悲しみの余り、幻聴が聞こえ始めたのだろうか。
「こんな所で座り込んでると病院の人に迷惑ですよ。ほら、立ってください」
幻聴にしては、余りにはっきりし過ぎている気がして、思わず振り向く。するとそこには、御崎歌織がいた。
「そうか、君は俺の守護霊になってくれたのか」
「勝手に人を殺さないで下さい。私はちゃんと生きてます」
彼女が冷やかな目線を向けてきた。
「だが、看護師は『もう受付しなくて良い』と」
「もう退院したんですから受付をしなくて良いのは当然でしょう? まあ、退院したのはついさっきなんですけど」
つまり、俺は早とちりをしていた訳だ。自分のバカさ加減に思わず笑いが込み上げる。だが、そんな事より、何よりも、
「良かったああああああああああああああああああああああああああああああああああ」
彼女の手術が成功したことに対する喜びが爆発して、思わず抱きついた。間違えようの無い彼女自身の感触に、更に気持ちが昂ぶっていく。
「ちょ、急にどうしたんですか先輩!? 抱きつかないでください! というか一旦離れてください!!」
「ああそうだった、順番が逆だったな! まずは告白、次にOKをもらってハグだったな!」
「こっちが告白を受ける前提で話を進めるのやめてもらえますか?!」
「受けてくれないのか?」
彼女は押し黙ってしまった。いかん、こんな雰囲気で告白するつもりなんて無いのに、気持ちが昂ぶり過ぎて少々ふざけてしまった。

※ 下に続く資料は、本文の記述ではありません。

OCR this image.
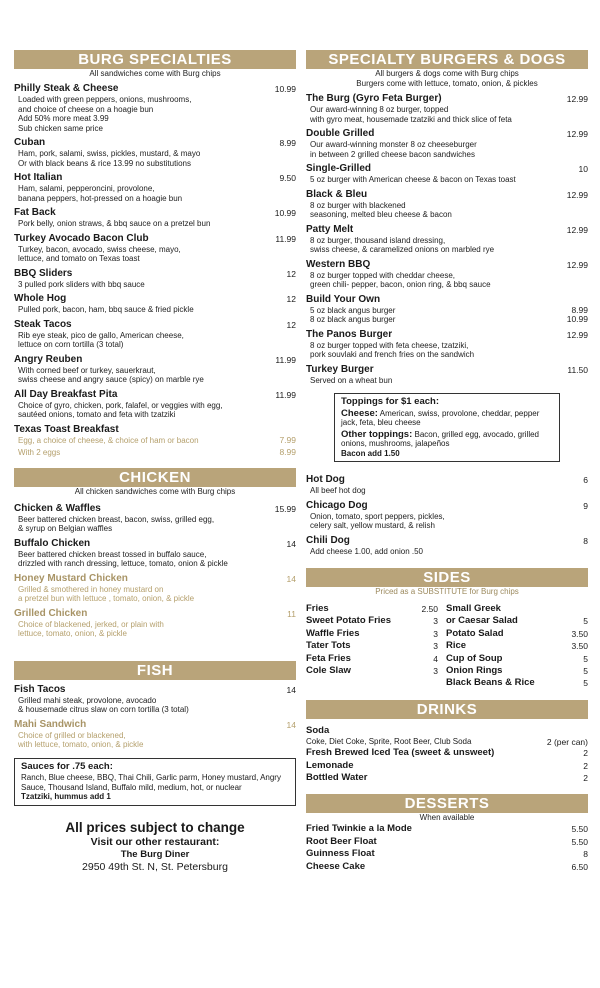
BURG SPECIALTIES
All sandwiches come with Burg chips
Philly Steak & Cheese	10.99
Loaded with green peppers, onions, mushrooms,
and choice of cheese on a hoagie bun
Add 50% more meat 3.99
Sub chicken same price
Cuban	8.99
Ham, pork, salami, swiss, pickles, mustard, & mayo
Or with black beans & rice 13.99 no substitutions
Hot Italian	9.50
Ham, salami, pepperoncini, provolone,
banana peppers, hot-pressed on a hoagie bun
Fat Back	10.99
Pork belly, onion straws, & bbq sauce on a pretzel bun
Turkey Avocado Bacon Club	11.99
Turkey, bacon, avocado, swiss cheese, mayo,
lettuce, and tomato on Texas toast
BBQ Sliders	12
3 pulled pork sliders with bbq sauce
Whole Hog	12
Pulled pork, bacon, ham, bbq sauce & fried pickle
Steak Tacos	12
Rib eye steak, pico de gallo, American cheese,
lettuce on corn tortilla (3 total)
Angry Reuben	11.99
With corned beef or turkey, sauerkraut,
swiss cheese and angry sauce (spicy) on marble rye
All Day Breakfast Pita	11.99
Choice of gyro, chicken, pork, falafel, or veggies with egg,
sautéed onions, tomato and feta with tzatziki
Texas Toast Breakfast
Egg, a choice of cheese, & choice of ham or bacon	7.99
With 2 eggs	8.99
CHICKEN
All chicken sandwiches come with Burg chips
Chicken & Waffles	15.99
Beer battered chicken breast, bacon, swiss, grilled egg,
& syrup on Belgian waffles
Buffalo Chicken	14
Beer battered chicken breast tossed in buffalo sauce,
drizzled with ranch dressing, lettuce, tomato, onion & pickle
Honey Mustard Chicken	14
Grilled & smothered in honey mustard on
a pretzel bun with lettuce , tomato, onion, & pickle
Grilled Chicken	11
Choice of blackened, jerked, or plain with
lettuce, tomato, onion, & pickle
FISH
Fish Tacos	14
Grilled mahi steak, provolone, avocado
& housemade citrus slaw on corn tortilla (3 total)
Mahi Sandwich	14
Choice of grilled or blackened,
with lettuce, tomato, onion, & pickle
Sauces for .75 each:
Ranch, Blue cheese, BBQ, Thai Chili, Garlic parm, Honey mustard, Angry Sauce, Thousand Island, Buffalo mild, medium, hot, or nuclear
Tzatziki, hummus add 1
All prices subject to change
Visit our other restaurant:
The Burg Diner
2950 49th St. N, St. Petersburg
SPECIALTY BURGERS & DOGS
All burgers & dogs come with Burg chips
Burgers come with lettuce, tomato, onion, & pickles
The Burg (Gyro Feta Burger)	12.99
Our award-winning 8 oz burger, topped
with gyro meat, housemade tzatziki and thick slice of feta
Double Grilled	12.99
Our award-winning monster 8 oz cheeseburger
in between 2 grilled cheese bacon sandwiches
Single-Grilled	10
5 oz burger with American cheese & bacon on Texas toast
Black & Bleu	12.99
8 oz burger with blackened
seasoning, melted bleu cheese & bacon
Patty Melt	12.99
8 oz burger, thousand island dressing,
swiss cheese, & caramelized onions on marbled rye
Western BBQ	12.99
8 oz burger topped with cheddar cheese,
green chili- pepper, bacon, onion ring, & bbq sauce
Build Your Own
5 oz black angus burger	8.99
8 oz black angus burger	10.99
The Panos Burger	12.99
8 oz burger topped with feta cheese, tzatziki,
pork souvlaki and french fries on the sandwich
Turkey Burger	11.50
Served on a wheat bun
Toppings for $1 each:
Cheese: American, swiss, provolone, cheddar, pepper jack, feta, bleu cheese
Other toppings: Bacon, grilled egg, avocado, grilled onions, mushrooms, jalapeños
Bacon add 1.50
Hot Dog	6
All beef hot dog
Chicago Dog	9
Onion, tomato, sport peppers, pickles,
celery salt, yellow mustard, & relish
Chili Dog	8
Add cheese 1.00, add onion .50
SIDES
Priced as a SUBSTITUTE for Burg chips
Fries	2.50
Sweet Potato Fries	3
Waffle Fries	3
Tater Tots	3
Feta Fries	4
Cole Slaw	3
Small Greek
or Caesar Salad	5
Potato Salad	3.50
Rice	3.50
Cup of Soup	5
Onion Rings	5
Black Beans & Rice	5
DRINKS
Soda
Coke, Diet Coke, Sprite, Root Beer, Club Soda	2 (per can)
Fresh Brewed Iced Tea (sweet & unsweet)	2
Lemonade	2
Bottled Water	2
DESSERTS
When available
Fried Twinkie a la Mode	5.50
Root Beer Float	5.50
Guinness Float	8
Cheese Cake	6.50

数回深く呼吸して、気持ちを落ち着かせる。そんな俺の様子を見て、彼女もまた、佇まいを直した。
「御崎歌織」
「……はい」
「君が好きだ。結婚してくれ」
「はい……はい?」
「返事は一回で良いんだぞ?」
「いや、あの。ちょっと待ってください」
「いくらでも待とう」
「……今、結婚って言いましたか?」
「ああ」
「付き合ってくれ、の間違いじゃないですか?」
「いや、結婚してくれ、で間違いない。その証拠に、ほら」
「これ、もしかして指輪ですか?」
「あまり高いものでは無いが、一番良いと思ったものを用意して来た」
彼女は頭を抱えた。入院中に何度も見た彼女の仕草が、今はたまらなく愛おしかった。
「前にも言っただろう? 俺は君を手放さないって。そうなると結婚するしかないだろう?」
「……結婚を前提に、とかじゃ駄目なんですか?」
「それでも構わない。ただ、俺が君を手放すことは無い」
「束縛が強いと嫌われますよ」
「君に嫌われなければ、それで良い」
「無茶苦茶ですね。やっぱり先輩はバカです」
観念したかのように、彼女は息を吐いた。しかし次の瞬間、彼女は嫌な笑みを浮かべた。全てがお前の思い通りになると思うなよ。そういった意味を含んでいそうな笑みだった。
「……先輩」
「なんだ。いや、待て」
「待ちません。好きです。付き合ってください」
なんて事だ。後輩に先手を取られてしまった。まさに後の先と言うやつだ。
彼女に告白されてしまっては、俺は断り様が無い。惚れた男の弱みだろう。このままでは付き合えはするが、結婚の話はうやむやになってしまうだろう。だが。
「ああ。……これから、よろしく」
君が笑ってくれるなら。
君が喜んでくれるなら。
それでもいいだろう。
俺の返事を聞いた君は、満面の笑みで、目には涙を浮かべていた。
●
その日、泣きながら彼女と手を繋ぐ奇妙な男がいると話題になったが、人々はそれを温かく見守った。